Pemilik kucing juga mampu mendorong kucing mereka jadi ramah dan kooperatif dan ini bukan rancangan baru. Sebuah artikel berasal dari New York Times terhadap tahun 1876 bicara berkenaan mengapa mereka yang hidup dengan kucing kudu bertanya-tanya berkenaan kurangnya upaya yang digunakan untuk mengembangkan kekuatan intelektual mereka, sebab tersedia sedikit kesangsian bahwa kucing punyai 'kecerdasan yang kuat dan halus' dan mampu bahkan menggunakannya untuk keperluan umat manusia.

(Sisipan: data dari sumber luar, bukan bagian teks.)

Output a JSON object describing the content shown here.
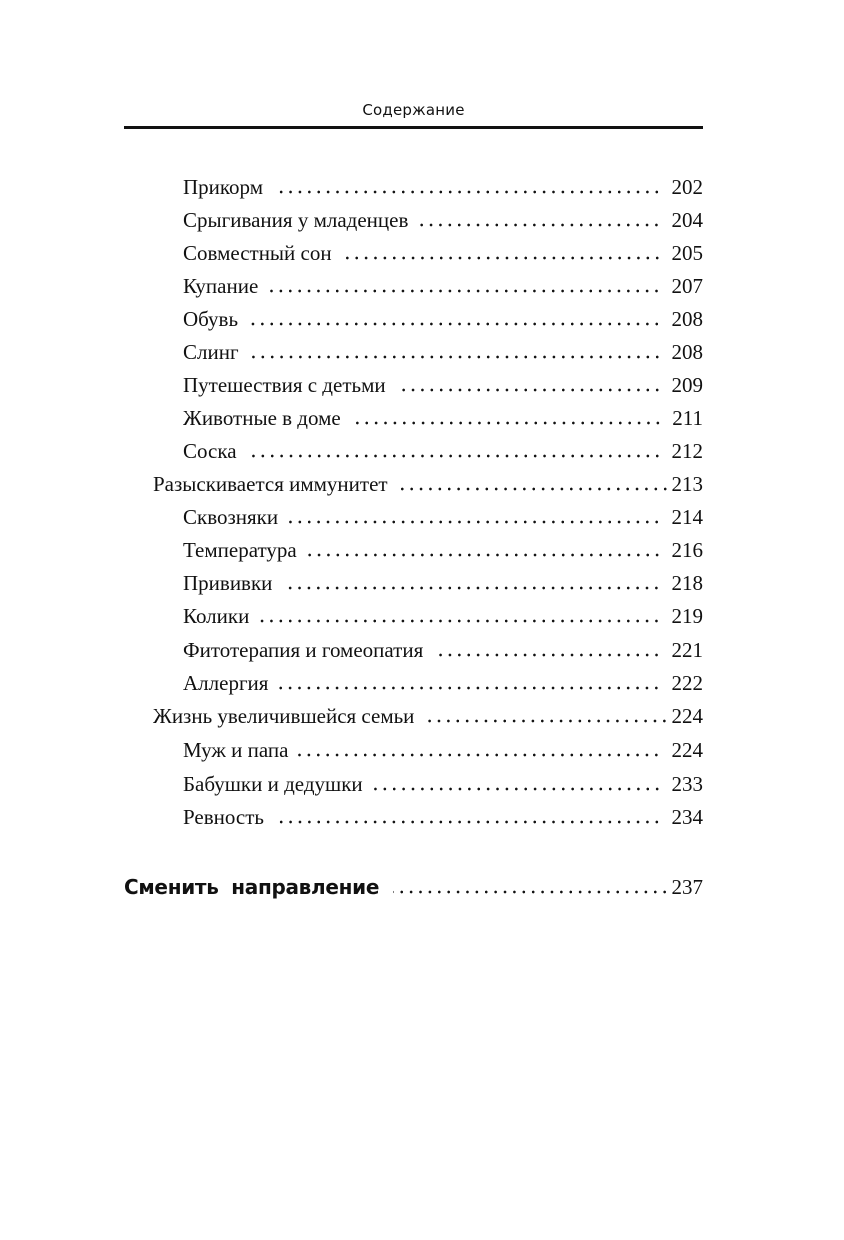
{
  "header": {
    "title": "Содержание"
  },
  "entries": [
    {
      "title": "Прикорм",
      "page": "202",
      "level": 1
    },
    {
      "title": "Срыгивания у младенцев",
      "page": "204",
      "level": 1
    },
    {
      "title": "Совместный сон",
      "page": "205",
      "level": 1
    },
    {
      "title": "Купание",
      "page": "207",
      "level": 1
    },
    {
      "title": "Обувь",
      "page": "208",
      "level": 1
    },
    {
      "title": "Слинг",
      "page": "208",
      "level": 1
    },
    {
      "title": "Путешествия с детьми",
      "page": "209",
      "level": 1
    },
    {
      "title": "Животные в доме",
      "page": "211",
      "level": 1
    },
    {
      "title": "Соска",
      "page": "212",
      "level": 1
    },
    {
      "title": "Разыскивается иммунитет",
      "page": "213",
      "level": 0
    },
    {
      "title": "Сквозняки",
      "page": "214",
      "level": 1
    },
    {
      "title": "Температура",
      "page": "216",
      "level": 1
    },
    {
      "title": "Прививки",
      "page": "218",
      "level": 1
    },
    {
      "title": "Колики",
      "page": "219",
      "level": 1
    },
    {
      "title": "Фитотерапия и гомеопатия",
      "page": "221",
      "level": 1
    },
    {
      "title": "Аллергия",
      "page": "222",
      "level": 1
    },
    {
      "title": "Жизнь увеличившейся семьи",
      "page": "224",
      "level": 0
    },
    {
      "title": "Муж и папа",
      "page": "224",
      "level": 1
    },
    {
      "title": "Бабушки и дедушки",
      "page": "233",
      "level": 1
    },
    {
      "title": "Ревность",
      "page": "234",
      "level": 1
    }
  ],
  "chapter": {
    "title": "Сменить направление",
    "page": "237"
  }
}
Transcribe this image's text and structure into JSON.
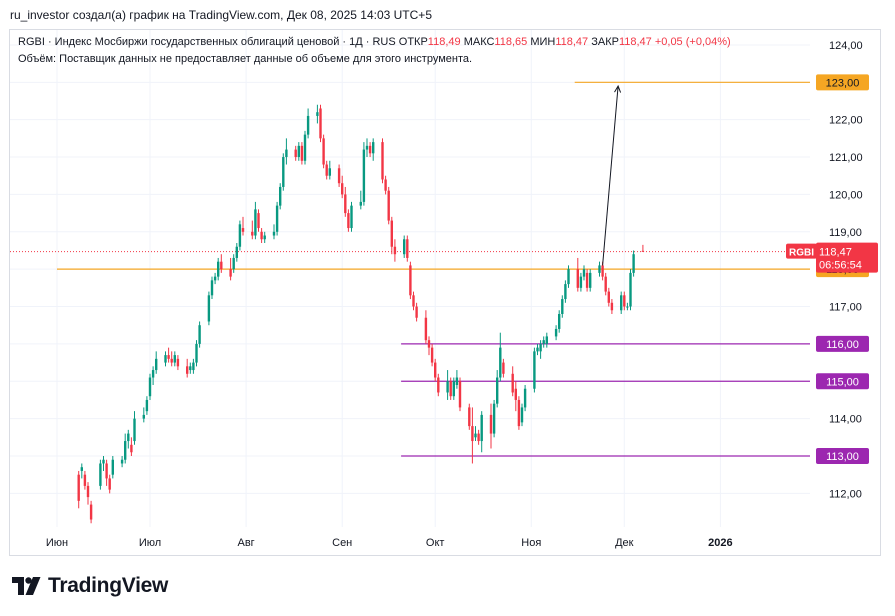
{
  "header": {
    "caption": "ru_investor создал(а) график на TradingView.com, Дек 08, 2025 14:03 UTC+5"
  },
  "legend": {
    "title": "RGBI · Индекс Мосбиржи государственных облигаций ценовой · 1Д · RUS",
    "open_label": "ОТКР",
    "open_value": "118,49",
    "high_label": "МАКС",
    "high_value": "118,65",
    "low_label": "МИН",
    "low_value": "118,47",
    "close_label": "ЗАКР",
    "close_value": "118,47",
    "change": "+0,05 (+0,04%)",
    "volume_note": "Объём: Поставщик данных не предоставляет данные об объеме для этого инструмента."
  },
  "price_label": {
    "symbol": "RGBI",
    "price": "118,47",
    "countdown": "06:56:54"
  },
  "logo": {
    "text": "TradingView"
  },
  "colors": {
    "up": "#089981",
    "down": "#f23645",
    "orange": "#f5a623",
    "purple": "#9c27b0",
    "grid": "#f0f3fa"
  },
  "chart_data": {
    "type": "candlestick",
    "title": "RGBI · Индекс Мосбиржи государственных облигаций ценовой · 1Д · RUS",
    "ylim": [
      111.1,
      124.4
    ],
    "y_ticks": [
      "112,00",
      "113,00",
      "114,00",
      "115,00",
      "116,00",
      "117,00",
      "118,00",
      "119,00",
      "120,00",
      "121,00",
      "122,00",
      "123,00",
      "124,00"
    ],
    "x_ticks": [
      {
        "label": "Июн",
        "day": 0
      },
      {
        "label": "Июл",
        "day": 30
      },
      {
        "label": "Авг",
        "day": 61
      },
      {
        "label": "Сен",
        "day": 92
      },
      {
        "label": "Окт",
        "day": 122
      },
      {
        "label": "Ноя",
        "day": 153
      },
      {
        "label": "Дек",
        "day": 183
      },
      {
        "label": "2026",
        "day": 214
      }
    ],
    "candles": [
      {
        "d": 7,
        "o": 112.5,
        "h": 112.6,
        "l": 111.6,
        "c": 111.8
      },
      {
        "d": 8,
        "o": 112.6,
        "h": 112.8,
        "l": 112.4,
        "c": 112.7
      },
      {
        "d": 9,
        "o": 112.5,
        "h": 112.6,
        "l": 112.1,
        "c": 112.2
      },
      {
        "d": 10,
        "o": 112.2,
        "h": 112.3,
        "l": 111.7,
        "c": 111.9
      },
      {
        "d": 11,
        "o": 111.7,
        "h": 111.8,
        "l": 111.2,
        "c": 111.3
      },
      {
        "d": 14,
        "o": 112.2,
        "h": 112.9,
        "l": 112.1,
        "c": 112.8
      },
      {
        "d": 15,
        "o": 112.8,
        "h": 113.0,
        "l": 112.6,
        "c": 112.9
      },
      {
        "d": 16,
        "o": 112.8,
        "h": 112.9,
        "l": 112.2,
        "c": 112.4
      },
      {
        "d": 17,
        "o": 112.4,
        "h": 112.5,
        "l": 112.0,
        "c": 112.1
      },
      {
        "d": 18,
        "o": 112.5,
        "h": 113.0,
        "l": 112.4,
        "c": 112.9
      },
      {
        "d": 21,
        "o": 112.8,
        "h": 113.0,
        "l": 112.7,
        "c": 112.9
      },
      {
        "d": 22,
        "o": 112.9,
        "h": 113.6,
        "l": 112.8,
        "c": 113.4
      },
      {
        "d": 23,
        "o": 113.4,
        "h": 113.7,
        "l": 113.2,
        "c": 113.6
      },
      {
        "d": 24,
        "o": 113.3,
        "h": 113.5,
        "l": 113.0,
        "c": 113.1
      },
      {
        "d": 25,
        "o": 113.4,
        "h": 114.2,
        "l": 113.3,
        "c": 114.0
      },
      {
        "d": 28,
        "o": 114.0,
        "h": 114.3,
        "l": 113.9,
        "c": 114.1
      },
      {
        "d": 29,
        "o": 114.2,
        "h": 114.6,
        "l": 114.1,
        "c": 114.5
      },
      {
        "d": 30,
        "o": 114.6,
        "h": 115.2,
        "l": 114.5,
        "c": 115.1
      },
      {
        "d": 31,
        "o": 115.1,
        "h": 115.4,
        "l": 114.9,
        "c": 115.3
      },
      {
        "d": 32,
        "o": 115.3,
        "h": 115.8,
        "l": 115.2,
        "c": 115.6
      },
      {
        "d": 35,
        "o": 115.5,
        "h": 115.8,
        "l": 115.4,
        "c": 115.7
      },
      {
        "d": 36,
        "o": 115.7,
        "h": 115.9,
        "l": 115.5,
        "c": 115.6
      },
      {
        "d": 37,
        "o": 115.6,
        "h": 115.8,
        "l": 115.4,
        "c": 115.5
      },
      {
        "d": 38,
        "o": 115.5,
        "h": 115.8,
        "l": 115.4,
        "c": 115.7
      },
      {
        "d": 39,
        "o": 115.6,
        "h": 115.7,
        "l": 115.3,
        "c": 115.4
      },
      {
        "d": 42,
        "o": 115.4,
        "h": 115.6,
        "l": 115.1,
        "c": 115.2
      },
      {
        "d": 43,
        "o": 115.3,
        "h": 115.5,
        "l": 115.2,
        "c": 115.4
      },
      {
        "d": 44,
        "o": 115.3,
        "h": 115.6,
        "l": 115.2,
        "c": 115.5
      },
      {
        "d": 45,
        "o": 115.5,
        "h": 116.1,
        "l": 115.4,
        "c": 116.0
      },
      {
        "d": 46,
        "o": 116.0,
        "h": 116.6,
        "l": 115.9,
        "c": 116.5
      },
      {
        "d": 49,
        "o": 116.6,
        "h": 117.4,
        "l": 116.5,
        "c": 117.3
      },
      {
        "d": 50,
        "o": 117.3,
        "h": 117.8,
        "l": 117.2,
        "c": 117.7
      },
      {
        "d": 51,
        "o": 117.7,
        "h": 117.9,
        "l": 117.6,
        "c": 117.8
      },
      {
        "d": 52,
        "o": 117.8,
        "h": 118.3,
        "l": 117.7,
        "c": 118.2
      },
      {
        "d": 53,
        "o": 118.2,
        "h": 118.4,
        "l": 117.9,
        "c": 118.0
      },
      {
        "d": 56,
        "o": 118.0,
        "h": 118.3,
        "l": 117.7,
        "c": 117.8
      },
      {
        "d": 57,
        "o": 118.0,
        "h": 118.4,
        "l": 117.9,
        "c": 118.3
      },
      {
        "d": 58,
        "o": 118.3,
        "h": 118.7,
        "l": 118.2,
        "c": 118.6
      },
      {
        "d": 59,
        "o": 118.6,
        "h": 119.3,
        "l": 118.5,
        "c": 119.2
      },
      {
        "d": 60,
        "o": 119.1,
        "h": 119.4,
        "l": 118.9,
        "c": 119.0
      },
      {
        "d": 63,
        "o": 119.0,
        "h": 119.3,
        "l": 118.8,
        "c": 118.9
      },
      {
        "d": 64,
        "o": 118.9,
        "h": 119.8,
        "l": 118.8,
        "c": 119.6
      },
      {
        "d": 65,
        "o": 119.5,
        "h": 119.6,
        "l": 119.0,
        "c": 119.1
      },
      {
        "d": 66,
        "o": 119.0,
        "h": 119.1,
        "l": 118.7,
        "c": 118.8
      },
      {
        "d": 67,
        "o": 118.8,
        "h": 119.0,
        "l": 118.7,
        "c": 118.9
      },
      {
        "d": 70,
        "o": 118.9,
        "h": 119.2,
        "l": 118.8,
        "c": 119.0
      },
      {
        "d": 71,
        "o": 119.0,
        "h": 119.8,
        "l": 118.9,
        "c": 119.7
      },
      {
        "d": 72,
        "o": 119.7,
        "h": 120.3,
        "l": 119.6,
        "c": 120.2
      },
      {
        "d": 73,
        "o": 120.2,
        "h": 121.1,
        "l": 120.1,
        "c": 121.0
      },
      {
        "d": 74,
        "o": 121.0,
        "h": 121.5,
        "l": 120.8,
        "c": 121.2
      },
      {
        "d": 77,
        "o": 121.2,
        "h": 121.3,
        "l": 120.9,
        "c": 121.0
      },
      {
        "d": 78,
        "o": 121.0,
        "h": 121.4,
        "l": 120.9,
        "c": 121.3
      },
      {
        "d": 79,
        "o": 121.3,
        "h": 121.4,
        "l": 120.8,
        "c": 120.9
      },
      {
        "d": 80,
        "o": 120.9,
        "h": 121.7,
        "l": 120.8,
        "c": 121.6
      },
      {
        "d": 81,
        "o": 121.6,
        "h": 122.3,
        "l": 121.5,
        "c": 122.1
      },
      {
        "d": 84,
        "o": 122.1,
        "h": 122.4,
        "l": 121.9,
        "c": 122.2
      },
      {
        "d": 85,
        "o": 122.3,
        "h": 122.4,
        "l": 121.4,
        "c": 121.5
      },
      {
        "d": 86,
        "o": 121.5,
        "h": 121.6,
        "l": 120.7,
        "c": 120.8
      },
      {
        "d": 87,
        "o": 120.8,
        "h": 120.9,
        "l": 120.4,
        "c": 120.5
      },
      {
        "d": 88,
        "o": 120.5,
        "h": 120.9,
        "l": 120.4,
        "c": 120.7
      },
      {
        "d": 91,
        "o": 120.7,
        "h": 120.8,
        "l": 120.2,
        "c": 120.3
      },
      {
        "d": 92,
        "o": 120.3,
        "h": 120.5,
        "l": 119.9,
        "c": 120.0
      },
      {
        "d": 93,
        "o": 120.0,
        "h": 120.2,
        "l": 119.4,
        "c": 119.5
      },
      {
        "d": 94,
        "o": 119.5,
        "h": 119.6,
        "l": 119.0,
        "c": 119.1
      },
      {
        "d": 95,
        "o": 119.1,
        "h": 119.8,
        "l": 119.0,
        "c": 119.7
      },
      {
        "d": 98,
        "o": 119.7,
        "h": 120.1,
        "l": 119.6,
        "c": 119.8
      },
      {
        "d": 99,
        "o": 119.8,
        "h": 121.4,
        "l": 119.7,
        "c": 121.2
      },
      {
        "d": 100,
        "o": 121.2,
        "h": 121.5,
        "l": 121.0,
        "c": 121.3
      },
      {
        "d": 101,
        "o": 121.3,
        "h": 121.4,
        "l": 121.0,
        "c": 121.1
      },
      {
        "d": 102,
        "o": 121.1,
        "h": 121.5,
        "l": 120.9,
        "c": 121.4
      },
      {
        "d": 105,
        "o": 121.4,
        "h": 121.5,
        "l": 120.3,
        "c": 120.4
      },
      {
        "d": 106,
        "o": 120.4,
        "h": 120.5,
        "l": 120.0,
        "c": 120.1
      },
      {
        "d": 107,
        "o": 120.1,
        "h": 120.2,
        "l": 119.2,
        "c": 119.3
      },
      {
        "d": 108,
        "o": 119.3,
        "h": 119.4,
        "l": 118.4,
        "c": 118.6
      },
      {
        "d": 109,
        "o": 118.6,
        "h": 118.8,
        "l": 118.2,
        "c": 118.4
      },
      {
        "d": 112,
        "o": 118.4,
        "h": 118.9,
        "l": 118.3,
        "c": 118.8
      },
      {
        "d": 113,
        "o": 118.8,
        "h": 118.9,
        "l": 118.2,
        "c": 118.3
      },
      {
        "d": 114,
        "o": 118.1,
        "h": 118.2,
        "l": 117.2,
        "c": 117.3
      },
      {
        "d": 115,
        "o": 117.3,
        "h": 117.4,
        "l": 116.9,
        "c": 117.0
      },
      {
        "d": 116,
        "o": 117.0,
        "h": 117.1,
        "l": 116.6,
        "c": 116.7
      },
      {
        "d": 119,
        "o": 116.7,
        "h": 116.9,
        "l": 116.0,
        "c": 116.1
      },
      {
        "d": 120,
        "o": 116.1,
        "h": 116.2,
        "l": 115.7,
        "c": 115.9
      },
      {
        "d": 121,
        "o": 115.9,
        "h": 116.0,
        "l": 115.4,
        "c": 115.5
      },
      {
        "d": 122,
        "o": 115.5,
        "h": 115.6,
        "l": 115.0,
        "c": 115.1
      },
      {
        "d": 123,
        "o": 115.1,
        "h": 115.2,
        "l": 114.6,
        "c": 114.7
      },
      {
        "d": 126,
        "o": 114.7,
        "h": 115.3,
        "l": 114.5,
        "c": 115.0
      },
      {
        "d": 127,
        "o": 115.0,
        "h": 115.1,
        "l": 114.5,
        "c": 114.6
      },
      {
        "d": 128,
        "o": 114.6,
        "h": 115.1,
        "l": 114.5,
        "c": 115.0
      },
      {
        "d": 129,
        "o": 114.9,
        "h": 115.3,
        "l": 114.8,
        "c": 115.1
      },
      {
        "d": 130,
        "o": 115.0,
        "h": 115.1,
        "l": 114.2,
        "c": 114.3
      },
      {
        "d": 133,
        "o": 114.3,
        "h": 114.4,
        "l": 113.7,
        "c": 113.8
      },
      {
        "d": 134,
        "o": 113.8,
        "h": 114.3,
        "l": 112.8,
        "c": 113.4
      },
      {
        "d": 135,
        "o": 113.5,
        "h": 113.8,
        "l": 113.4,
        "c": 113.6
      },
      {
        "d": 136,
        "o": 113.6,
        "h": 113.7,
        "l": 113.3,
        "c": 113.4
      },
      {
        "d": 137,
        "o": 113.4,
        "h": 114.2,
        "l": 113.1,
        "c": 114.1
      },
      {
        "d": 140,
        "o": 114.1,
        "h": 114.4,
        "l": 113.2,
        "c": 113.6
      },
      {
        "d": 141,
        "o": 113.6,
        "h": 114.5,
        "l": 113.5,
        "c": 114.4
      },
      {
        "d": 142,
        "o": 114.4,
        "h": 115.3,
        "l": 114.3,
        "c": 115.1
      },
      {
        "d": 143,
        "o": 115.1,
        "h": 116.3,
        "l": 115.0,
        "c": 115.9
      },
      {
        "d": 144,
        "o": 115.5,
        "h": 115.6,
        "l": 115.1,
        "c": 115.2
      },
      {
        "d": 147,
        "o": 115.2,
        "h": 115.4,
        "l": 114.6,
        "c": 114.7
      },
      {
        "d": 148,
        "o": 114.8,
        "h": 115.0,
        "l": 114.2,
        "c": 114.5
      },
      {
        "d": 149,
        "o": 114.5,
        "h": 114.6,
        "l": 113.7,
        "c": 113.8
      },
      {
        "d": 150,
        "o": 113.9,
        "h": 114.4,
        "l": 113.8,
        "c": 114.3
      },
      {
        "d": 151,
        "o": 114.3,
        "h": 114.9,
        "l": 114.2,
        "c": 114.8
      },
      {
        "d": 154,
        "o": 114.8,
        "h": 115.9,
        "l": 114.7,
        "c": 115.8
      },
      {
        "d": 155,
        "o": 115.8,
        "h": 116.0,
        "l": 115.7,
        "c": 115.9
      },
      {
        "d": 156,
        "o": 115.8,
        "h": 116.1,
        "l": 115.6,
        "c": 116.0
      },
      {
        "d": 157,
        "o": 116.0,
        "h": 116.2,
        "l": 115.9,
        "c": 116.1
      },
      {
        "d": 158,
        "o": 116.0,
        "h": 116.3,
        "l": 115.9,
        "c": 116.2
      },
      {
        "d": 161,
        "o": 116.2,
        "h": 116.5,
        "l": 116.1,
        "c": 116.4
      },
      {
        "d": 162,
        "o": 116.4,
        "h": 116.9,
        "l": 116.3,
        "c": 116.8
      },
      {
        "d": 163,
        "o": 116.8,
        "h": 117.3,
        "l": 116.7,
        "c": 117.2
      },
      {
        "d": 164,
        "o": 117.2,
        "h": 117.7,
        "l": 117.1,
        "c": 117.6
      },
      {
        "d": 165,
        "o": 117.6,
        "h": 118.1,
        "l": 117.5,
        "c": 118.0
      },
      {
        "d": 168,
        "o": 118.0,
        "h": 118.3,
        "l": 117.4,
        "c": 117.5
      },
      {
        "d": 169,
        "o": 117.5,
        "h": 117.9,
        "l": 117.4,
        "c": 117.8
      },
      {
        "d": 170,
        "o": 117.8,
        "h": 118.1,
        "l": 117.7,
        "c": 118.0
      },
      {
        "d": 171,
        "o": 117.9,
        "h": 118.0,
        "l": 117.4,
        "c": 117.5
      },
      {
        "d": 172,
        "o": 117.5,
        "h": 118.0,
        "l": 117.4,
        "c": 117.9
      },
      {
        "d": 175,
        "o": 117.9,
        "h": 118.2,
        "l": 117.8,
        "c": 118.1
      },
      {
        "d": 176,
        "o": 118.1,
        "h": 118.2,
        "l": 117.7,
        "c": 117.8
      },
      {
        "d": 177,
        "o": 117.8,
        "h": 117.9,
        "l": 117.3,
        "c": 117.4
      },
      {
        "d": 178,
        "o": 117.4,
        "h": 117.5,
        "l": 117.0,
        "c": 117.1
      },
      {
        "d": 179,
        "o": 117.1,
        "h": 117.2,
        "l": 116.8,
        "c": 116.9
      },
      {
        "d": 182,
        "o": 116.9,
        "h": 117.4,
        "l": 116.8,
        "c": 117.3
      },
      {
        "d": 183,
        "o": 117.3,
        "h": 117.4,
        "l": 116.9,
        "c": 117.0
      },
      {
        "d": 184,
        "o": 117.0,
        "h": 117.1,
        "l": 116.9,
        "c": 117.0
      },
      {
        "d": 185,
        "o": 117.0,
        "h": 118.0,
        "l": 116.9,
        "c": 117.9
      },
      {
        "d": 186,
        "o": 117.9,
        "h": 118.5,
        "l": 117.8,
        "c": 118.4
      },
      {
        "d": 189,
        "o": 118.49,
        "h": 118.65,
        "l": 118.47,
        "c": 118.47
      }
    ],
    "levels": [
      {
        "label": "123,00",
        "value": 123.0,
        "color": "orange",
        "from_day": 167
      },
      {
        "label": "118,00",
        "value": 118.0,
        "color": "orange",
        "from_day": 0
      },
      {
        "label": "116,00",
        "value": 116.0,
        "color": "purple",
        "from_day": 111
      },
      {
        "label": "115,00",
        "value": 115.0,
        "color": "purple",
        "from_day": 111
      },
      {
        "label": "113,00",
        "value": 113.0,
        "color": "purple",
        "from_day": 111
      }
    ],
    "current_price": 118.47,
    "arrow": {
      "from_day": 176,
      "from_value": 118.1,
      "to_day": 181,
      "to_value": 122.9
    }
  }
}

Gagasan di balik ini adalah penggunaan anjing di dalam hal-hal seperti anjing api, anjing penglihatan, anjing penyelamat dan anjing pendeteksi. Tapi kucing tidak pernah terdengar digunakan di dalam peran seperti ini. Namun tersedia sebagian misal seperti penggunaan kucing untuk menggantikan merpati untuk membawa pesan terhadap akhir abad ke-19 di Belgia. 37 kucing digunakan untuk membawa pesan ke wilayah tertentu, dengan satu melakukannya di dalam 5 jam dan sisanya menyelesaikan pekerjaan di dalam kala 24 jam. Tidak secepat merpati tetapi tentu berkunjung dengan segi imut.
Kesimpulan
Mungkin persepsi kecerdasan hewan peliharaan kami berasal berasal dari kecerdasan kami sendiri. Fakta yang menarik adalah bahwa di Inggris, pemilik kucing lebih cenderung berpendidikan lebih baik dan lebih cerdas daripada pemilik anjing. Namun di AS, faktanya terbalik. Jadi bisa saja kami cuma lihat hewan peliharaan kami sebagai cerminan diri kami sendiri.